The problem with companies like P&G and Delahaye making sweeping statements like this is that there is no one to audit or verify the findings. Anytime you have someone doing a regression analysis like MMM, you have to question if the regression analysis was done with the right vigor and make sure enough factors were factored in the analysis.
P&G has been making lots and lots of money and AG Laffley has been talking about their MMM and how they are cutting back on TV in favor of other vehicles. I don’t doubt P&G pulls off some world-class MMM, but I don’t know if they promote stuff like this to put the screws on their ad agencies and TV advertising rates.

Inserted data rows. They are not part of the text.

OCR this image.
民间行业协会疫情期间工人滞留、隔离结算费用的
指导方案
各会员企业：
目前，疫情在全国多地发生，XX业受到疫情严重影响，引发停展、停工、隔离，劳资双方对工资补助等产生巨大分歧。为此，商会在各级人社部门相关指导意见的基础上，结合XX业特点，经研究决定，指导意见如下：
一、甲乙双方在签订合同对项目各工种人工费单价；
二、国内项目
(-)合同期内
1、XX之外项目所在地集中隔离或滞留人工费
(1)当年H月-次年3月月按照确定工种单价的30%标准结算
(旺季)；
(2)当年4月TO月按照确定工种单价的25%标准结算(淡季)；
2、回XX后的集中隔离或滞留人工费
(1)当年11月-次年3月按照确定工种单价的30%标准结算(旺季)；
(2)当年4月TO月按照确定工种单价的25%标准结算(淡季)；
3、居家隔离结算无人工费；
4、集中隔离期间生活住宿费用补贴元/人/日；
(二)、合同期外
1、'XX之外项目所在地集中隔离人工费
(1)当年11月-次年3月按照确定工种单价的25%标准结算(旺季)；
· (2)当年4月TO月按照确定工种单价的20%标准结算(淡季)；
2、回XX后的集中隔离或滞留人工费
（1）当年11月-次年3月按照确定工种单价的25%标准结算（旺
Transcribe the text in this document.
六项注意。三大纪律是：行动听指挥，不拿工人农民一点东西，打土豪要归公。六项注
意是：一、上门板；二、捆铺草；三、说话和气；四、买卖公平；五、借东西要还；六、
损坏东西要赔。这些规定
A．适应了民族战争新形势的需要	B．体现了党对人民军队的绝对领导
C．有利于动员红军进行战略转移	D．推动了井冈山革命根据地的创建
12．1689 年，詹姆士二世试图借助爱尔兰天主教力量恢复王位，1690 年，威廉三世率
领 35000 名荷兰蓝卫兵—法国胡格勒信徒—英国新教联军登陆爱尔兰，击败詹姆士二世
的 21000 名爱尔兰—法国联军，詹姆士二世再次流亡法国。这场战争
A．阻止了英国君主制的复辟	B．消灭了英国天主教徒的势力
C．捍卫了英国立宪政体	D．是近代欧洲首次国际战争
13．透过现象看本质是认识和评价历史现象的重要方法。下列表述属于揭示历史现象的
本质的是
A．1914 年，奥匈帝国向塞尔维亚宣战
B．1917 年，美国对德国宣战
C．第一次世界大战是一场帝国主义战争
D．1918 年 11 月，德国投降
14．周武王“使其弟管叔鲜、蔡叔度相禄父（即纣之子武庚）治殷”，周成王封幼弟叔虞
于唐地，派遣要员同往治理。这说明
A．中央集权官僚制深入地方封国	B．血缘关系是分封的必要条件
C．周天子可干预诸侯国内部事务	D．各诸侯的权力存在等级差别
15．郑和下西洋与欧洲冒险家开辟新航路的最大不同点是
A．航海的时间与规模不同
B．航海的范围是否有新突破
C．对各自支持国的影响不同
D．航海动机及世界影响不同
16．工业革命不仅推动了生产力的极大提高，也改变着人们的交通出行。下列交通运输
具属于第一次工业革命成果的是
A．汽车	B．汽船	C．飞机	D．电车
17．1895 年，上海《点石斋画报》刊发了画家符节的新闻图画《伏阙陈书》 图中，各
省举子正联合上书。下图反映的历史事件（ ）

If they spent half of what they spend on TV on PR, then they would saturate the airwaves, the web, and print with PR. They don’t address diminishing returns on PR. I would assume you reach saturation point with PR long before you reach saturation on Tide commercials.
First, the easy question. The company that worked with Delahaye to develop the model is a firm called Communications Consulting Worldwide (www.ccworldwide.com).
Regarding the audit or verification of findings, my personal view is this is not the right way to think about modeling. A properly built model should yield a highly correlated approximation of the relationship between public relations results and downstream outcomes, usually sales. There are certainly some issues that the modeling company may find uncomfortable – co-dependence of variables and reverse correlation to name two. So while there may be a little leap-of-faith with the model, the rigor is generally much greater than is normally applied with simple media content analysis – and the leap of faith to ROI is much shorter.
The other issue ph hanky raises is diminishing returns on high levels of PR investment. In my experience we should be so lucky. I have never seen a completed model that demonstrated PR investments were on the diminishing returns side of the curve. On the contrary, every model that I have seen suggests PR investments are well below diminishing returns. If a company is spending $60 million in advertising and say $1 million in PR (actual numbers from a former client), then the issue of diminishing returns on PR is not applicable. Moving just $1 million from advertising to PR would show nice leverage in ROI. I would love to be in a situation where I had to go to a client and recommend we reduce PR spend because we have reached diminishing returns, although I not holding my breath on this one.